126. Mahkeme, başvuranlar kendi yasal temsilcilerini seçmekte özgür olduklarından, Yaşa'nın, insan haklarının uluslararası alanda korunması konusunda uzman İngiliz avukatlara başvurmasının eleştirilemeyeceğini tekrarlamıştır. (bkz. mutatis mutandis 25 Mayıs 1998 tarihli Kurt Türkiye'ye Karşı Kararı, Raporlar 1998-..., s..., paragraf 179). Mahkeme, hakkaniyet gereği ve başvuran tarafın talepleri dikkate alınarak, uygulanması muhtemel Katma Değer Vergisi (KDV) ile birlikte 12.000 İngiliz Sterlininin (İS), başvuranın Avrupa Konseyi'nden adli yardım olarak almış olduğu 8,045 Fransız Frangı mahsup edilmek suretiyle ödenmesine karar vermiştir.

C. Gecikme Faizi

127. Mahkeme, kararın verildiği bu tarihte İngiltere'de uygulanan yıllık % 7.5 yasal faiz oranının kabul edilmesini uygun görmüştür.

SONUÇ OLARAK MAHKEME;

1. 1'e karşı 8 oyla, Hükümetin ilk itirazlarının reddine,

2. Oybirliğiyle, başvurana yapılan saldırı ve amcasının vurulması olayları dolayısıyla Sözleşmenin 2. maddesinin ihlal edilmediğine,

3.1'e karşı 8 oyla, resmi makamların, olaylarla ilgili olarak uygun ve etkili bir soruşturma yürütmemesi nedeniyle Sözleşmenin 2. maddesinin ihlal edildiğine,

4.1'e karşı 8 oyla Sözleşme'nin 13. maddesinin ihlal edildiğine karar verir,

5.oybirliğiyle, Sözleşme'nin 10,14 ve 18. maddelerinin ihlal edilip edilmediğinin incelenmesine gerek bulunmadığına karar vermiştir.

6.1'e karşı 8 oyla;

a)Davalı devletin, başvurana, üç ay içerisinde aşağıdaki miktarları ödemesine karar vermiştir:

(i) Manevi tazminat olarak 6.000 (altı bin) İngiliz Sterlini tutarının ödeme günündeki kur üzerinden Türk Lirası karşılığı ödenmesine,

(ii) Yargılama masrafı olarak -tüm vergilerle birlikte- 12.000 (on iki bin) İngiliz Sterlininden, 8.045(sekizbin kırkbeş) Fransız Frangının karar tarihindeki İngiliz Sterlini karşılığının mahsup edilerek ödenmesine,

b) Bu miktarlar üç ay içerisinde ödenmezse, yıllık % 7.5 basit faiz uygulanmasına karar vermiştir.

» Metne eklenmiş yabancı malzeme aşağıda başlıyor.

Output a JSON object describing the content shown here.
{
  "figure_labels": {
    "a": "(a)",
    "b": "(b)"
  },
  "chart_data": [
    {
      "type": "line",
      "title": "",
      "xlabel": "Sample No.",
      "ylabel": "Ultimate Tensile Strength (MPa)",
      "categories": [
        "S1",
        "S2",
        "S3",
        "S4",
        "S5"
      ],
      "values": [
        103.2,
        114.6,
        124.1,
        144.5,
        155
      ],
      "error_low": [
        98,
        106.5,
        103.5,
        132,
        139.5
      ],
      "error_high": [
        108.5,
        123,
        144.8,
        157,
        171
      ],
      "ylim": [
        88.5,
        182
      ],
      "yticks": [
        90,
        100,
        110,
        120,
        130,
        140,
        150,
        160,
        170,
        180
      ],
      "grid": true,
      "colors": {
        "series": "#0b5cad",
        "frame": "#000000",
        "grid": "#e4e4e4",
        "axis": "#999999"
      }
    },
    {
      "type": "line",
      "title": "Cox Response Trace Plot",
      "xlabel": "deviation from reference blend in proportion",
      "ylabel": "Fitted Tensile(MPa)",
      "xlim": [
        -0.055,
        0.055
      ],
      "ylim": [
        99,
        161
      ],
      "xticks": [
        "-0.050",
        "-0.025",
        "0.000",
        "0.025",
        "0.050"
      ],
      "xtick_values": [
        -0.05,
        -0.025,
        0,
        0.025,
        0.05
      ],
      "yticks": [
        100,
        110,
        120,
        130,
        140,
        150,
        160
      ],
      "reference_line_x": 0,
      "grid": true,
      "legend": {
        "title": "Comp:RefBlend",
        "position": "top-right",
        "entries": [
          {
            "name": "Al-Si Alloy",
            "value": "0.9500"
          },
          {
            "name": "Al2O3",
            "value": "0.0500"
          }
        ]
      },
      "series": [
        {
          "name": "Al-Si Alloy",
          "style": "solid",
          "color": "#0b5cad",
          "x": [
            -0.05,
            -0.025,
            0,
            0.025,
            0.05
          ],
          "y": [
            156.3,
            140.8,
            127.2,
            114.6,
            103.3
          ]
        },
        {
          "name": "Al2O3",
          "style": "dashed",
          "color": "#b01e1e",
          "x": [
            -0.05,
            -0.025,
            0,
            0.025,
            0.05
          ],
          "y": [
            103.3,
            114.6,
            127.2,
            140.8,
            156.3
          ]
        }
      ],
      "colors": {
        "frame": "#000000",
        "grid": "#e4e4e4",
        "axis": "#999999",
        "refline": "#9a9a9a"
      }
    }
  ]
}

7. Oybirliğiyle, geri kalan tazminat taleplerinin reddedilmesine karar verir.

Bu metin, İngilizce ve Fransızca olarak hazırlanmış olup 2 Eylül 1998 tarihinde Strazburg'da İnsan Hakları Binasında açık olarak yapılan duruşmada sunulmuştur.

İmza: Rudolf BERNHARDT

Başkan

İmza: Herbert PETZOLD

Raportör

Sözleşmenin 51. maddesinin 2. paragrafına ve Mahkeme A Tüzüğü'nün 53. maddesinin 2. paragrafına uygun olarak Sayın Gölcüklü'nün kısmi muhalefet şerhi bu karara ek olarak sunulmuştur.

YARGIÇ GÖLCÜKLÜ'NÜN KISMİ MUHALEFET ŞERHİ

(Geçici Tercüme)

Bazı noktalarda çoğunluğun görüşünü paylaşmadığımı bildirmekten üzüntü duymaktayım.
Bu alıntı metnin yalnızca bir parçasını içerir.